Coll wondered why Dirk seemed so startled. Surely he must know that any girl had to be protected from the lords’ soldiers, no matter how young.

“They’re fine young lads of ten and twelve,” the mother assured Dirk. Coll understood why the knight seemed so startled, so troubled, for he had heard him guess at their ages.

Mother and children were sitting by the roadside, eating a little more bread and drinking the broth from wooden mugs, when harness jingled, and horse hooves sounded on the road.

“Company,” Gar said softly, and Dirk paused in the act of dropping his cooking gear back into his saddlebag, to look up at the armored knight with his dozen men behind him, coming up the road toward them. Dirk mounted his horse as Gar said in a hard, low voice, “Take them into the woods, Coll.”

“Go along with you now!” Coll shooed the mother and children off the road and into the trees. They turned and ran, still holding their mugs.

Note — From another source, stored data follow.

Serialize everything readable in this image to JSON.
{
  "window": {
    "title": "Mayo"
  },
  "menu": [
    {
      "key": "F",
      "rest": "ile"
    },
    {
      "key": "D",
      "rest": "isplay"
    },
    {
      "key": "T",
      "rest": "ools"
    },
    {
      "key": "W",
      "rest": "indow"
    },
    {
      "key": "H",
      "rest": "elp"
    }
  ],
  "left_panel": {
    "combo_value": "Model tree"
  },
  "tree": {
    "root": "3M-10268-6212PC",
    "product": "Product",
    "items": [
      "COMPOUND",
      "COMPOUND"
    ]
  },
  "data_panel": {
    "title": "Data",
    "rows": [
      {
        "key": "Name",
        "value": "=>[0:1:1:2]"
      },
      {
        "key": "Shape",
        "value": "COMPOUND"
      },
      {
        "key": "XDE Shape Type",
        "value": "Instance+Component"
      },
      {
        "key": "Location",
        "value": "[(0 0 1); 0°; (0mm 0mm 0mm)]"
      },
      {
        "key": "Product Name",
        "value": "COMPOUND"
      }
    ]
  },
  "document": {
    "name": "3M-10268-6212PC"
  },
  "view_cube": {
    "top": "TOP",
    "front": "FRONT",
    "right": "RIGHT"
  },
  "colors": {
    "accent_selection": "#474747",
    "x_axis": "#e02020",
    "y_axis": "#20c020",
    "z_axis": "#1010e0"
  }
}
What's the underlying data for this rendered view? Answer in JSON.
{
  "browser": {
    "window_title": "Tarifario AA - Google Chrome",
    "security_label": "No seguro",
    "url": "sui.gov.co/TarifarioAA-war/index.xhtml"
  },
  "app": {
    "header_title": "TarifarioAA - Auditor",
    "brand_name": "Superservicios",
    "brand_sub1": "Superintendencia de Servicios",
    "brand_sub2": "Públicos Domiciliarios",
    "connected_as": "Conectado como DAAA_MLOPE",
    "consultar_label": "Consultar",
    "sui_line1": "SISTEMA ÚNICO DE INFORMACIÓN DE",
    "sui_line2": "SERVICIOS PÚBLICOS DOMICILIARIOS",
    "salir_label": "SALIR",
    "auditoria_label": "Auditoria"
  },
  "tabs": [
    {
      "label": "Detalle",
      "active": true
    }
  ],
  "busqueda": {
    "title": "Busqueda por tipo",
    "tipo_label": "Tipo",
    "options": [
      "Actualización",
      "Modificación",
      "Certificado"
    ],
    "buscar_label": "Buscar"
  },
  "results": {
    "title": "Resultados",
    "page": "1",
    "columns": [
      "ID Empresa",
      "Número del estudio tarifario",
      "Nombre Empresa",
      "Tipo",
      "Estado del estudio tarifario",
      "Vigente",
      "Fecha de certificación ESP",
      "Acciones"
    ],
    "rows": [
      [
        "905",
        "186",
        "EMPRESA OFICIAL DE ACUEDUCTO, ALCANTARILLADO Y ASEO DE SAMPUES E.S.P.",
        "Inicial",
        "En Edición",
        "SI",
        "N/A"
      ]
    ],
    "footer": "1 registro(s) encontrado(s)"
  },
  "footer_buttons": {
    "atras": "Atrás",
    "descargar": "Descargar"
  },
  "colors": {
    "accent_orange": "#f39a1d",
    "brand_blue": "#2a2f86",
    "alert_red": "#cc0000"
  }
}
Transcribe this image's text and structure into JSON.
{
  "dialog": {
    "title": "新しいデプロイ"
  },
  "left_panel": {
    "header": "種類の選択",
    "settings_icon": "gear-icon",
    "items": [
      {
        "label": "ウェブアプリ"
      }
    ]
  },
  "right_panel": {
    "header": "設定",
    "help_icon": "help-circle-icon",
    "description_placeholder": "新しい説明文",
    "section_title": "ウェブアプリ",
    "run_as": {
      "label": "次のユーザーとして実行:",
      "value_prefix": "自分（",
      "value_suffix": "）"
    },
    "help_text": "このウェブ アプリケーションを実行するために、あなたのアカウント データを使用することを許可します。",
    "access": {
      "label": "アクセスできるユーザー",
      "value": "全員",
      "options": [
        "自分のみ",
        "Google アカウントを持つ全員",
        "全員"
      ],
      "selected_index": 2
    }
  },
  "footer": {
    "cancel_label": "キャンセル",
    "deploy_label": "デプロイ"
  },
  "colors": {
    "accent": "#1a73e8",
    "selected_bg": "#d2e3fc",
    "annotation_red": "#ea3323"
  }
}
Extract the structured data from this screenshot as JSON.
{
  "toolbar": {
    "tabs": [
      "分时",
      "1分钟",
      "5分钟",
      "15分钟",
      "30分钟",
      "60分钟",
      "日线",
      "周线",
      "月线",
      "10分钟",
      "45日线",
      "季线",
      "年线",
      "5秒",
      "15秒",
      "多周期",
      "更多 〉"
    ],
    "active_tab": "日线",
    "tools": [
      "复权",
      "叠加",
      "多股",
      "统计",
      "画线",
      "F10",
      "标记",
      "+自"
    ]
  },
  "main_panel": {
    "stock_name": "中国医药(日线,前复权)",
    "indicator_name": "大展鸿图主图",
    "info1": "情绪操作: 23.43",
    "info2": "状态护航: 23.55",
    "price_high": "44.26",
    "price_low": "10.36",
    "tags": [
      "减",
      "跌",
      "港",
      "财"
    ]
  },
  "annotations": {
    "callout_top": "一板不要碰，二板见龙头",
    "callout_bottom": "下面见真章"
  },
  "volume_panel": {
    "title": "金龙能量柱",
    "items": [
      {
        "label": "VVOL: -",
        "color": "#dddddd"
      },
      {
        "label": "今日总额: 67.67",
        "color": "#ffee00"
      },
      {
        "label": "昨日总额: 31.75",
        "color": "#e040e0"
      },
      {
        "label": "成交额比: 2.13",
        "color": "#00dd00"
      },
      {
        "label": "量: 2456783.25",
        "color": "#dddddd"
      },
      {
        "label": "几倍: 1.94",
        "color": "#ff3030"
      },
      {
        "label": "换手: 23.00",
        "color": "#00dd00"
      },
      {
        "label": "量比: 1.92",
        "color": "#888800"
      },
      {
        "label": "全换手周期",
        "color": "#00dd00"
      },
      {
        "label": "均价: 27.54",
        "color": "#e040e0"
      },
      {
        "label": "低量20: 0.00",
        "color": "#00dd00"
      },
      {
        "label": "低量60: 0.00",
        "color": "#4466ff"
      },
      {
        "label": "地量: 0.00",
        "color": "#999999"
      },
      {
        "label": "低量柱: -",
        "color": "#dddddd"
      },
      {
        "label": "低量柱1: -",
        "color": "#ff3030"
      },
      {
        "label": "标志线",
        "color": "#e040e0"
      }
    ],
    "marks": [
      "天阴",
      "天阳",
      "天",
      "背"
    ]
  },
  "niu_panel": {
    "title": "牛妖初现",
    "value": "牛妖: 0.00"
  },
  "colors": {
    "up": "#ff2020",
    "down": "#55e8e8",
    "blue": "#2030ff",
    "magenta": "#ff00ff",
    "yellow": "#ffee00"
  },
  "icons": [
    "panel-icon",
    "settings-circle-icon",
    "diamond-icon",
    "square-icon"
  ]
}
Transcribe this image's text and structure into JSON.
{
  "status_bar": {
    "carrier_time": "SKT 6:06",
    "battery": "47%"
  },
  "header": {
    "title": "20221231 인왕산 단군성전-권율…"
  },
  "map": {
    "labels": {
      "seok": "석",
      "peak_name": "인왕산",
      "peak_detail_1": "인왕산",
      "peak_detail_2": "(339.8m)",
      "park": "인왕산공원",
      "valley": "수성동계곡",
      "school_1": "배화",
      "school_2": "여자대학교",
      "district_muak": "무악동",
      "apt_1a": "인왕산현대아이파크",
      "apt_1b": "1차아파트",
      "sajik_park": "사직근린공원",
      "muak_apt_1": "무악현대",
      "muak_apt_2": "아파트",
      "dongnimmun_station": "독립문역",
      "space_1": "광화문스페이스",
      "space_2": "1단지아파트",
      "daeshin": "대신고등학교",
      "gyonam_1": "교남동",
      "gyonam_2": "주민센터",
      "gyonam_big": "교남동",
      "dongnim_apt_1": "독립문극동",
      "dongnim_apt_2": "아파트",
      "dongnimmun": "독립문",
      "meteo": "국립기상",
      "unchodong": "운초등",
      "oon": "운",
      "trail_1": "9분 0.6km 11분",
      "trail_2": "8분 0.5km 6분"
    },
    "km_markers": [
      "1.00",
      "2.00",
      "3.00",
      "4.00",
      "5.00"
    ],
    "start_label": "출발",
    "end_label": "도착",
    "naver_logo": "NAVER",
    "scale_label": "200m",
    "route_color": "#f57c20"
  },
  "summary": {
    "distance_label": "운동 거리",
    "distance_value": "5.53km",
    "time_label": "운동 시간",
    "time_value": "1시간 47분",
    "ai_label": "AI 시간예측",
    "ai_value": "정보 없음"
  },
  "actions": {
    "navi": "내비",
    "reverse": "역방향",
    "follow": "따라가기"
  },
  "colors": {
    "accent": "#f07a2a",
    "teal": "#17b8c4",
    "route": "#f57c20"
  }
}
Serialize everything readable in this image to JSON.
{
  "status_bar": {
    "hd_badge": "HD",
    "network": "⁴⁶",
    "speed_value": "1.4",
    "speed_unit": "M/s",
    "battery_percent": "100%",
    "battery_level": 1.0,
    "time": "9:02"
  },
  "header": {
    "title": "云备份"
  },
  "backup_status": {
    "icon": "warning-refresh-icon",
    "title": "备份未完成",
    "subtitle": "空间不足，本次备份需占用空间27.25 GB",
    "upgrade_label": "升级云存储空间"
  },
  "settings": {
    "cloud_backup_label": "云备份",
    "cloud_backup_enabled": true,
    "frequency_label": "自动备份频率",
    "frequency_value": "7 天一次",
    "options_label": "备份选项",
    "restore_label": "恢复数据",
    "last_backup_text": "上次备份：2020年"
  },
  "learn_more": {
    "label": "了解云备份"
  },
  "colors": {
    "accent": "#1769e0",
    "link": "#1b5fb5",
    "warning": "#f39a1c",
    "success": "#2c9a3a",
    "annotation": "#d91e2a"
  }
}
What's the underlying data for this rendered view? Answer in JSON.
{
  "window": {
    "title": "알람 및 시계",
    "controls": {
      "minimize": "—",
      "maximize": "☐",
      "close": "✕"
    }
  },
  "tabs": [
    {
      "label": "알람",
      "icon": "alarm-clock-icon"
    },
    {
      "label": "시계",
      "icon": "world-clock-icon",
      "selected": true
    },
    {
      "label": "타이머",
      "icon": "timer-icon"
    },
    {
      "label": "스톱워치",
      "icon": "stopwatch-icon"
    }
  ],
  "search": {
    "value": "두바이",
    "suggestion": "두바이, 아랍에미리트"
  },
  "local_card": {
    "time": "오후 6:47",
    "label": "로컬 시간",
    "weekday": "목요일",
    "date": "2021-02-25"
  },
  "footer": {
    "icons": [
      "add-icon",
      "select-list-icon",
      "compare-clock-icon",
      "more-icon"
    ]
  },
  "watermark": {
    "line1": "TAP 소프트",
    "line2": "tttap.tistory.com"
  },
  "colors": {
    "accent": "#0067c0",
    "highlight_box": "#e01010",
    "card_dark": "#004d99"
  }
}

Once behind the screen of leaves, Coll called, “Finish your broth, leave the mugs, then go as quickly and quietly as you may.”

The woman nodded, wide-eyed; the children drank off the rest of their ration, and the mother brought their cups to Coll. He gave her a curt nod, never taking his eyes from the roadway, never turning to watch them lose themselves in the woods. He was far too concerned with watching the knight ride up to Coll’s new masters, gesturing to his men to surround them, saying curtly to Gar and Dirk, “I hereby impress you into His Majesty’s service!”

Coll felt as though something were breaking inside him, felt as though the scrap of hope the two men had offered were being snatched away—then felt fear mount in its place as Dirk said, loudly and dryly, “We are not impressed.”